Foto: Reprodução/ Internet

A Tela Quente desta segunda-feira, 30 de março, apresenta ao público o telefilme “Sonho de Arrocha”, produção recente gravada em 2025 que aposta em uma narrativa simples, direta e próxima da realidade de muitas famílias brasileiras. Na programação da Globo, o longa chega com foco nas relações familiares, nos sonhos da juventude e nos limites impostos por experiências do passado.

A história acompanha Biel, um menino de 12 anos que quer se tornar cantor de arrocha. Interpretado por Gui Nery, o personagem carrega o entusiasmo típico da idade e uma vontade clara de seguir um caminho na música. A inspiração vem do avô, figura importante em sua vida, que também tentou construir uma carreira, mas não conseguiu alcançar o sucesso.
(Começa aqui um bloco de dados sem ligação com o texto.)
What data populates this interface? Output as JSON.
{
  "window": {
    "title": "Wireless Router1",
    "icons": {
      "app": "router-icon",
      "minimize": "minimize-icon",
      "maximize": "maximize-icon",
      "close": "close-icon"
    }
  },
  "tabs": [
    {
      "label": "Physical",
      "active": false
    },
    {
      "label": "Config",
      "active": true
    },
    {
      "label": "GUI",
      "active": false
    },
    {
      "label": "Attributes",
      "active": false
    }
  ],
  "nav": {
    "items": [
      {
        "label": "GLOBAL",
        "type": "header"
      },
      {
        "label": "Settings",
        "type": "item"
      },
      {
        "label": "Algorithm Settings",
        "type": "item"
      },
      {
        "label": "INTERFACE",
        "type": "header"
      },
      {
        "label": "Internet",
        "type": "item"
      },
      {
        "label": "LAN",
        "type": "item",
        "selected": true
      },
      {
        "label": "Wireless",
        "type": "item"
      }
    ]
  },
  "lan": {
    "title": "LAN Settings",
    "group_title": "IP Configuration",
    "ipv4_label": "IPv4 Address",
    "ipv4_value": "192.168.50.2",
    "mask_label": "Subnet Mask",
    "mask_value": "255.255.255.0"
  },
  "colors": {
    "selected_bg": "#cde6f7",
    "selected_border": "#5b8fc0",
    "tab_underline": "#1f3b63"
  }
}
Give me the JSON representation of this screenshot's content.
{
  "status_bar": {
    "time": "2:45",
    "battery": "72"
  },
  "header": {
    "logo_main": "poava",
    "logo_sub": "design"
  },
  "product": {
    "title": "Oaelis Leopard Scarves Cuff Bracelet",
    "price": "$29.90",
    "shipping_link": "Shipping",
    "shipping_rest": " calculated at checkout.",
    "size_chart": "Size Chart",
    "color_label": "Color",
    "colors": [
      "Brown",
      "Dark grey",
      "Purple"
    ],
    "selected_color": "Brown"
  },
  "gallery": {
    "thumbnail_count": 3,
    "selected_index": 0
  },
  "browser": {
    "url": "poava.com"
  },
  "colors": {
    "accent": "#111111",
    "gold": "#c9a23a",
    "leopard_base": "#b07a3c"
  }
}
Biel vive com a mãe, Rosa, e a avó, Joaquina. É dentro dessa convivência que surge o principal conflito da trama. Joaquina não apoia o sonho do neto. A posição dela não nasce de falta de afeto, mas das lembranças difíceis que guarda do passado. Ao acompanhar de perto as tentativas frustradas do marido na música, ela passou a associar esse caminho a dificuldades, instabilidade e sofrimento.

A relação entre os dois é marcada por esse choque de visões. De um lado, um menino que quer tentar. Do outro, uma avó que prefere evitar que ele enfrente as mesmas situações que já marcaram sua família. O filme trabalha esse conflito de forma direta, sem exageros, com diálogos e situações que refletem o cotidiano.

Mesmo diante da resistência dentro de casa, Biel não abre mão do que deseja. Ao descobrir que um artista conhecido vai se apresentar no bairro onde mora, ele decide, junto com o melhor amigo, tentar assistir ao show escondido. A ideia representa mais do que diversão. Para o garoto, é uma chance de se aproximar do universo que ele quer fazer parte.

O plano, no entanto, não acontece como esperado. O impedimento desse momento gera frustração e marca uma mudança na forma como Biel encara a própria realidade. A partir daí, a história passa a tratar não apenas do sonho em si, mas das dificuldades de seguir um caminho quando não há apoio por perto.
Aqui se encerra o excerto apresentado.